Abel usó la tijera para ir moviendo las herramientas poco a poco, haciendo el menor ruido posible. El aroma penetrante del metal oxidado saturaba sus sentidos mientras exploraba el contenido del baúl. Pero sus esfuerzos fueron en vano. No había caja alguna. En su lugar descubrió una colección de herramientas extrañas, algunas de las cuales despertaron en él una inquietud inesperada.
Algunos objetos parecían tener una función médica, con su forma y diseño evocando imágenes de instrumentos utilizados en cirugías y tratamientos antiguos. Sin embargo, otros objetos emanaban una aura más siniestra, sugiriendo un propósito mucho más oscuro: eran elementos de tortura. Abel pudo distinguir collares oxidados, grilletes retorcidos, aparatos para extraer dientes, entre otros artefactos que parecían destinados a causar dolor y sufrimiento. La visión de estas herramientas antiguas despertó en Abel una profunda sensación de repulsión.

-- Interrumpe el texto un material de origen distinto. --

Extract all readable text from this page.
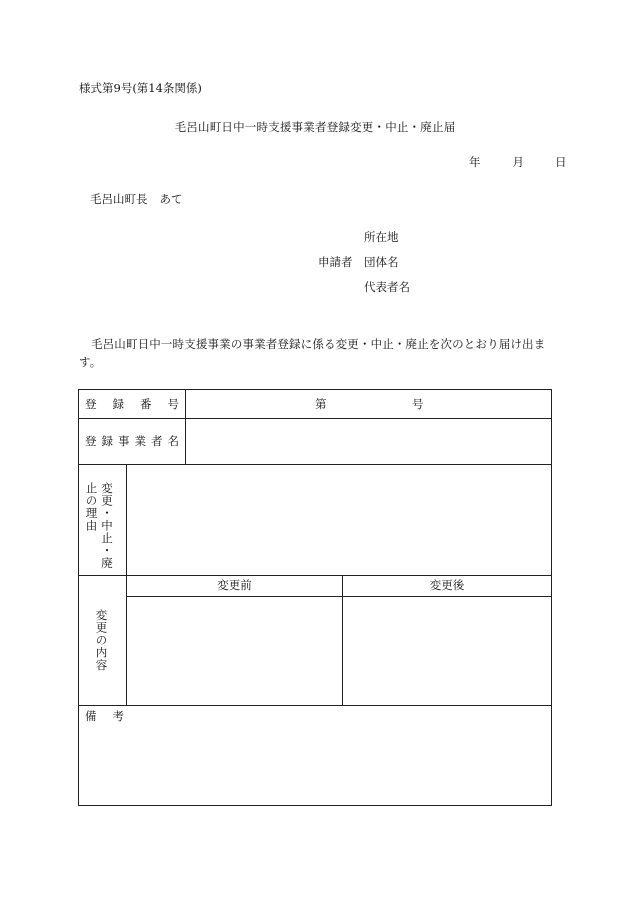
様式第9号(第14条関係)
毛呂山町日中一時支援事業者登録変更・中止・廃止届
年	月	日
毛呂山町長 あて
申請者
所在地
団体名
代表者名
毛呂山町日中一時支援事業の事業者登録に係る変更・中止・廃止を次のとおり届け出ます。
登 録 番 号	第	号
登 録 事 業 者 名
変更・中止・廃止の理由
変更の内容
変更前	変更後
備 考
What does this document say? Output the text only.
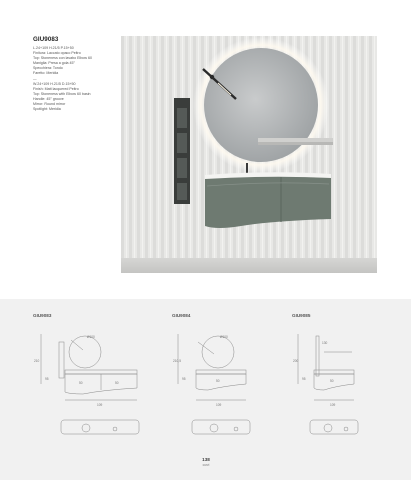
GIU9083
L.24+109 H.21/5 P.15+50
Finitura: Laccato opaco Peltro
Top: Stoneness con lavabo Elbow 60
Maniglia: Presa a gola 45°
Specchiera: Tondo
Faretto: Meridia
—
W.24+109 H.21/5 D.15+50
Finish: Matt lacquered Peltro
Top: Stoneness with Elbow 60 basin
Handle: 45° groove
Mirror: Round mirror
Spotlight: Meridia
GIU9083	GIU9084	GIU9085
Ø100
210
95
50	50
109
Ø100
210,5
95	50
109
130
200
95	50
109
138
curvi
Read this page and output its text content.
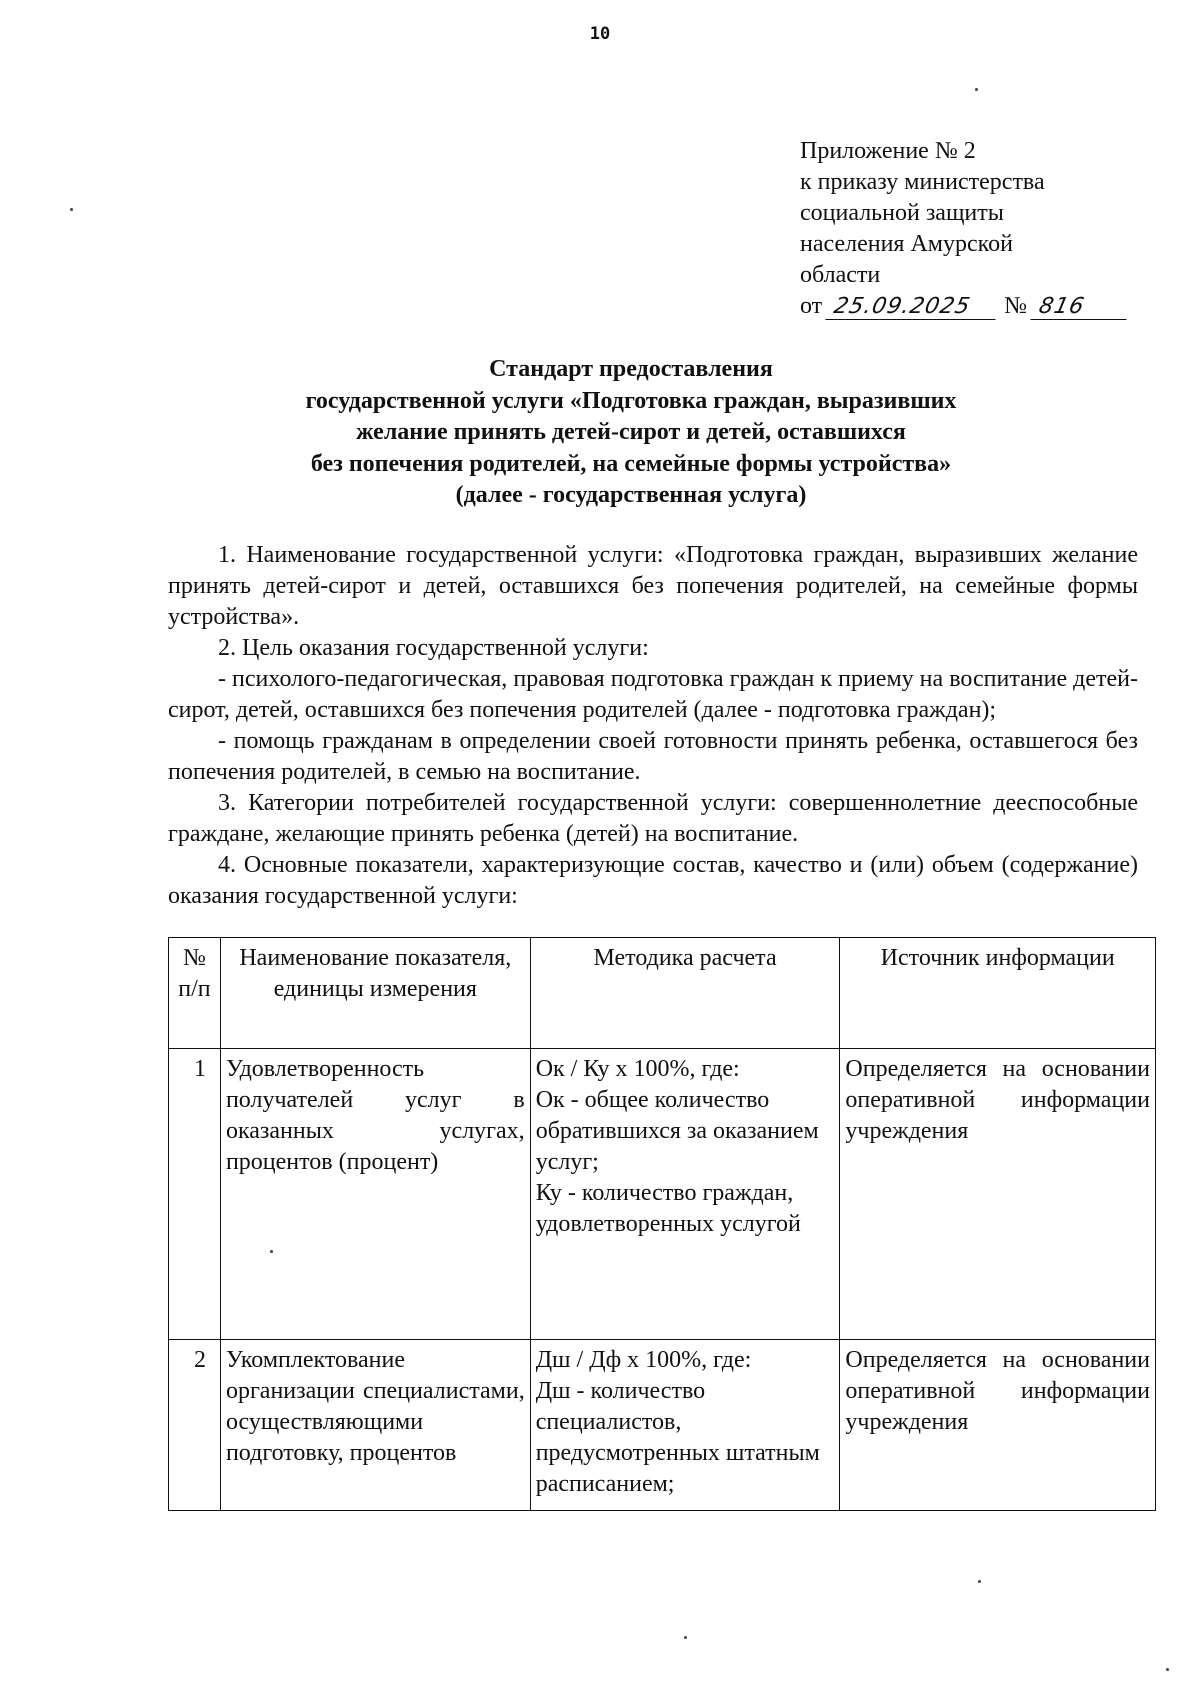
10
Приложение № 2
к приказу министерства
социальной защиты
населения Амурской
области
от 25.09.2025 № 816
Стандарт предоставления
государственной услуги «Подготовка граждан, выразивших
желание принять детей-сирот и детей, оставшихся
без попечения родителей, на семейные формы устройства»
(далее - государственная услуга)

1. Наименование государственной услуги: «Подготовка граждан, выразивших желание принять детей-сирот и детей, оставшихся без попечения родителей, на семейные формы устройства».

2. Цель оказания государственной услуги:

- психолого-педагогическая, правовая подготовка граждан к приему на воспитание детей-сирот, детей, оставшихся без попечения родителей (далее - подготовка граждан);

- помощь гражданам в определении своей готовности принять ребенка, оставшегося без попечения родителей, в семью на воспитание.

3. Категории потребителей государственной услуги: совершеннолетние дееспособные граждане, желающие принять ребенка (детей) на воспитание.

4. Основные показатели, характеризующие состав, качество и (или) объем (содержание) оказания государственной услуги:

№ п/п	Наименование показателя, единицы измерения	Методика расчета	Источник информации
1	Удовлетворенность получателей услуг в оказанных услугах, процентов (процент)	Ок / Ку х 100%, где:
Ок - общее количество обратившихся за оказанием услуг;
Ку - количество граждан, удовлетворенных услугой	Определяется на основании оперативной информации учреждения
2	Укомплектование организации специалистами, осуществляющими подготовку, процентов	Дш / Дф х 100%, где:
Дш - количество специалистов, предусмотренных штатным расписанием;	Определяется на основании оперативной информации учреждения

¿Acaso estas herramientas fueron utilizadas por el asesino, o eran simplemente vestigios de un pasado más sombrío y cruel? La respuesta no tardó en aparecer: por la antigüedad del baúl, estas herramientas debían haber sido testigos de horrores inimaginables mucho antes de que el asesino surgiera en escena. Esta revelación golpeó a Abel con una mezcla de desilusión y comprensión tardía: eran las herramientas de un médico que trabajaba cuando la mina estaba activa.
Tras esa comprensión, la idea de que el asesino pudiera haber escondido la caja de plata entre este mar de herramientas le pareció una tontería. Por un lado, abrir el baúl era una tarea imposible. Por otro lado, la idea de que el asesino hubiera colocado la caja por uno de los agujeros del baúl, para luego revolver el contenido y ocultarla entre el mar de herramientas, parecía una idea demasiado rebuscada y poco práctica. ¿Por qué el asesino se tomaría tanto trabajo para esconder la caja de plata? El criminal quería que fuera encontrada; ocultar la caja de esa forma no tenía ningún sentido alguno.
Abel lamentó no haber considerado esta posibilidad antes. Ahora, era demasiado tarde para lamentarse. Dejando de lado las herramientas oxidadas, se preparó mentalmente para enfrentar el último baúl. Si el asesino no mentía, en dicho baúl encontraría la caja que buscaba.